Tuesday, September 21, 2010

Three Things

Earlier this year I appeared on Michigan Radio’s “Three Things” series, in which people offer three ideas to help our state in this time of crisis. Here is a rough approximation of what I said: my “Three Things We Can Do to Help Michigan” (or any other place, for that matter…)

You can hear the broadcast here

1. Michigan is defined by its waters, so one thing we can do is find out where our drinking water comes from and go visit it. Every single one of us lives in a watershed, so go find the headwaters of your nearest river, go Kayaking or canoeing, go for a walk along a nearby stream—if you do you’re sure to fall in love with it, and if we love the water we won’t want to pollute it.

When we come to understand that our lives are utterly dependent on the waters, we can begin to see that the rivers and streams are everywhere—not just between the banks and shorelines, but in the gutters and sewers under the street, in our sinks, and literally flowing through our veins. We can each immediately improve the heath of our waters by limiting our use of home toxics and not using fertilizers—if you live in an apartment complex or condominium talk to the management about cancelling the pesticide and fertilizer applications.

2. Keep art local: I’m a musician, so I often think about local art the way many people are starting to think about local food—it should be as fresh and locally grown as possible.
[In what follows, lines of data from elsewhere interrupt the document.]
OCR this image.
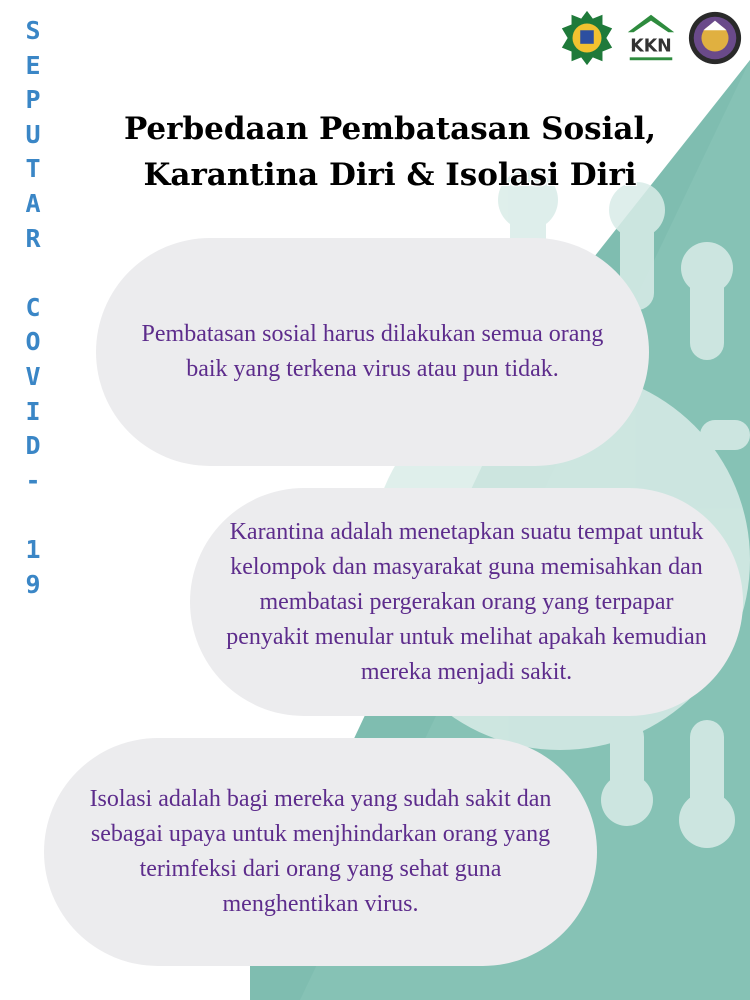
S
E
P
U
T
A
R
C
O
V
I
D
-
1
9
KKN
Perbedaan Pembatasan Sosial,
Karantina Diri & Isolasi Diri
Pembatasan sosial harus dilakukan semua orang baik yang terkena virus atau pun tidak.
Karantina adalah menetapkan suatu tempat untuk kelompok dan masyarakat guna memisahkan dan membatasi pergerakan orang yang terpapar penyakit menular untuk melihat apakah kemudian mereka menjadi sakit.
Isolasi adalah bagi mereka yang sudah sakit dan sebagai upaya untuk menjhindarkan orang yang terimfeksi dari orang yang sehat guna menghentikan virus.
We want our art it to taste like our own soil. One of the really great things about our state is the incredible number of local arts organizations that we have—for example there are so many regional orchestras in Michigan—this is something quite unusual about our state that we have to find a way to maintain. We can participate as performers, audience members, donors--Think about going to a live concert or play instead of renting a video, or join your local civic band. We all have the opportunity not only support local art, but also to make it ourselves. If we are all working together to build community organizations at the same time we are striving to make beauty out of everything around us, that cannot fail to improve our lives.

3. In these tough times you’ll hear politicians talking a lot about making Michigan competitive again, but I believe one of the most important things we can do is to think ourselves to a new metaphor that we can use to understand our relationship to each other. Maybe we could replace the idea of competition with collaboration. When we compete, someone always loses, someone is always suffering, even if we win. The truth is, we competed ourselves into this recession; we might have to do something else to get out. Competition is the game that led us to this catastrophe, so setting our determination to play the same game only harder is a nonsensical response. Competition tempts us to engage in a kind of ruthless self-interest that denies our responsibilities to each other.

If we can focus on stewardship of the natural beauties that surround us, and look to the arts as a model for how to cooperate to make meaning in our own communities and out of the stuff of our own lives, we might look around and see friends and neighbors instead of winners and losers. We might come to see the project of participating in the life of our state as a creative and cooperative one.